MS: I thought about that, how can I manage Dieter’s screams if he were a zombie? But, of course, I love this character and we will see what will happen. There’s a girl waiting for this guy. I got a lot of direct messages this weekend, saying “What was the ending of the film? No! What’s with the girl?” It was nice to see that people felt really emotional for Dieter and his fate. I’m excited by what’s going on in Zack’s and [co-writer] Shay Hatten’s heads in the next weeks. They will let me know, I know that.
What other genres would you want to explore in this universe?
ZS: Shay and I have been talking about the straight sequel to “Army of the Dead” being possibly a sci-fi actioner with horror elements. So that’s a fun genre, probably with a heist at its center.
What can you tease about “Planet of the Dead” for people who are hoping to see more from this world?

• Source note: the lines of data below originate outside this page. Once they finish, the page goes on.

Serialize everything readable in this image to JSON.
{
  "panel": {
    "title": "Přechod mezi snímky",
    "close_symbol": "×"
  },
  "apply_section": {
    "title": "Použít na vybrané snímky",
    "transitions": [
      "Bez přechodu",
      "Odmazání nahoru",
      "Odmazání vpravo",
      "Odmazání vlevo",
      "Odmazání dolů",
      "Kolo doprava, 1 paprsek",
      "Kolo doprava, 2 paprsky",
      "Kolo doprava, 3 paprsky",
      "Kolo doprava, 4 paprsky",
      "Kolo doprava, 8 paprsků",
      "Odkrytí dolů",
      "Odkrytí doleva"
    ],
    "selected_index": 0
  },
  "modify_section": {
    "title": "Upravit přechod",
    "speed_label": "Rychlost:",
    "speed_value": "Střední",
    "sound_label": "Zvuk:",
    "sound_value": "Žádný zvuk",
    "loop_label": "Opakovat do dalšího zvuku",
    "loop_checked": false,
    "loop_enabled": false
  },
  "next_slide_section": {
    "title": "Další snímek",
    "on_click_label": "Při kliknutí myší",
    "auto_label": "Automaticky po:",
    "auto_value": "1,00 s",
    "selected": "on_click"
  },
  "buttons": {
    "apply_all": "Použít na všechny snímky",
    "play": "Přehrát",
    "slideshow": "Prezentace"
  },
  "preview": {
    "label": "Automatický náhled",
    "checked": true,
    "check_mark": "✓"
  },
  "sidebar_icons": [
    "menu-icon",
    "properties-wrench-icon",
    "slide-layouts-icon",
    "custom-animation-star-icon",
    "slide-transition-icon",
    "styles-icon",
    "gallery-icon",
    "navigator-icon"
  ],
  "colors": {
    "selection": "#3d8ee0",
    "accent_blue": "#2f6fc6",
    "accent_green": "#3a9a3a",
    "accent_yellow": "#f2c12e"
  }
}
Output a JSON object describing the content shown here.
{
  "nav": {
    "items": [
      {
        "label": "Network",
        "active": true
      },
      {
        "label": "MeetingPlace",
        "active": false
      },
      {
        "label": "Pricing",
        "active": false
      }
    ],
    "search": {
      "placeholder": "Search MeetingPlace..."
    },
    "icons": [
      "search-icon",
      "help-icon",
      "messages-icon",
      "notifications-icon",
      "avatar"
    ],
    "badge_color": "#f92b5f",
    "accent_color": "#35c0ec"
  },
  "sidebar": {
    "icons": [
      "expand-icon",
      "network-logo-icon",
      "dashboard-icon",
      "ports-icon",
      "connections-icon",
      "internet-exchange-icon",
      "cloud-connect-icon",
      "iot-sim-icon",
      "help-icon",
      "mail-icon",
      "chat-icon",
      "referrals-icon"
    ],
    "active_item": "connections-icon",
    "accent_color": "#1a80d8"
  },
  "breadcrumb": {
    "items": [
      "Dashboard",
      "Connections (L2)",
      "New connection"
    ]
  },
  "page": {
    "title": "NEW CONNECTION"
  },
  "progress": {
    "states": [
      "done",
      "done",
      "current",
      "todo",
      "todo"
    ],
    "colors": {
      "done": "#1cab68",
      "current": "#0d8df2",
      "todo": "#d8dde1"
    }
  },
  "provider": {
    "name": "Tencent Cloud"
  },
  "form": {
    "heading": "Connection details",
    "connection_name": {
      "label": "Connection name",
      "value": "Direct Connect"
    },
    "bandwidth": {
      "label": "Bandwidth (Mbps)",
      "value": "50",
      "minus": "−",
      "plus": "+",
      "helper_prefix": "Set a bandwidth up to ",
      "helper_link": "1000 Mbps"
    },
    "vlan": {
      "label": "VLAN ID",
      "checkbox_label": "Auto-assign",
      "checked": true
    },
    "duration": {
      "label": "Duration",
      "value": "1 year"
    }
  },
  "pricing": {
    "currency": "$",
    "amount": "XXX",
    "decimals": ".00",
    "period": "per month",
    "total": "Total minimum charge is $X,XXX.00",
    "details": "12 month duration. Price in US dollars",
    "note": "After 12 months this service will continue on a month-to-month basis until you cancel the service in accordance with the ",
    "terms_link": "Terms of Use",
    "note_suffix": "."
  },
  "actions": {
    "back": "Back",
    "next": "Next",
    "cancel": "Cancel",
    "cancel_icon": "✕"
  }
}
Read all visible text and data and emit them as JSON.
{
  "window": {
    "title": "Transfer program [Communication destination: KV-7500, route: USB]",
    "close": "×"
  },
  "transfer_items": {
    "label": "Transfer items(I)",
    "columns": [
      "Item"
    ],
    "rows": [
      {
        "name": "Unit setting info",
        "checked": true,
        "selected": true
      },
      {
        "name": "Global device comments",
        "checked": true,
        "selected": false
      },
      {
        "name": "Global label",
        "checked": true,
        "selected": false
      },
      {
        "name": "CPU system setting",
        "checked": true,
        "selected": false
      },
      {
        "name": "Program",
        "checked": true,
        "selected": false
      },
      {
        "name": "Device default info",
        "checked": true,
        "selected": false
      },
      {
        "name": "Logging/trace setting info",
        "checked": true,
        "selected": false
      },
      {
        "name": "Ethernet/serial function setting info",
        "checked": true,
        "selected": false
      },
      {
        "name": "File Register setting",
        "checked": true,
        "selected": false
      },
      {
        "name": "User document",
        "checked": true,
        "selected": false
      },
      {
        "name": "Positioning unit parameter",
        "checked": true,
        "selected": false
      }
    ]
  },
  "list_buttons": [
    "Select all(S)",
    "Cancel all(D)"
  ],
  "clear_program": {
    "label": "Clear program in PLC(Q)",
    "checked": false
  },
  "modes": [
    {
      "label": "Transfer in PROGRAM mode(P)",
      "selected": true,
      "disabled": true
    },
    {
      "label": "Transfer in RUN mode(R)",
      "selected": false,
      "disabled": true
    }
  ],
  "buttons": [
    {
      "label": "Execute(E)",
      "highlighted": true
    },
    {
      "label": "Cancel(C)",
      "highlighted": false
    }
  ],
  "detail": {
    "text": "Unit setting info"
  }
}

ZS: First of all, I know exactly what I’d want to see in the sequel. We’re doing the animated series, which will come out next year. The animated series very much delves deeply into the “why” of the zombie apocalypse and where the zombies come from exactly. I think the time loops, portals, doorways to other realms, things of that nature, are very much in play. So all of those clues that Dieter gives us are very much part of how we continue to spiral out the “Army of the Dead” universe.
Where do you see the “Army of the Dead” universe going in the future?
ZS: I love the genre aspect. It’s rare, and maybe unprecedented, that there’s a cinematic universe where the cinematic part of it is front and center. The deconstruction of different genres is actually part of the way. It’s very self-aware. I think that we as an audience and as filmmakers are ready and educated. We’re standing by to have fun with the genres we love and deconstruct them, almost from a self-aware cinematic angle, which makes this universe of movies really interesting. It’s movies for people who love movies, without letting anyone off the hook as far as the drama and suspense. And I promise there will be zombies.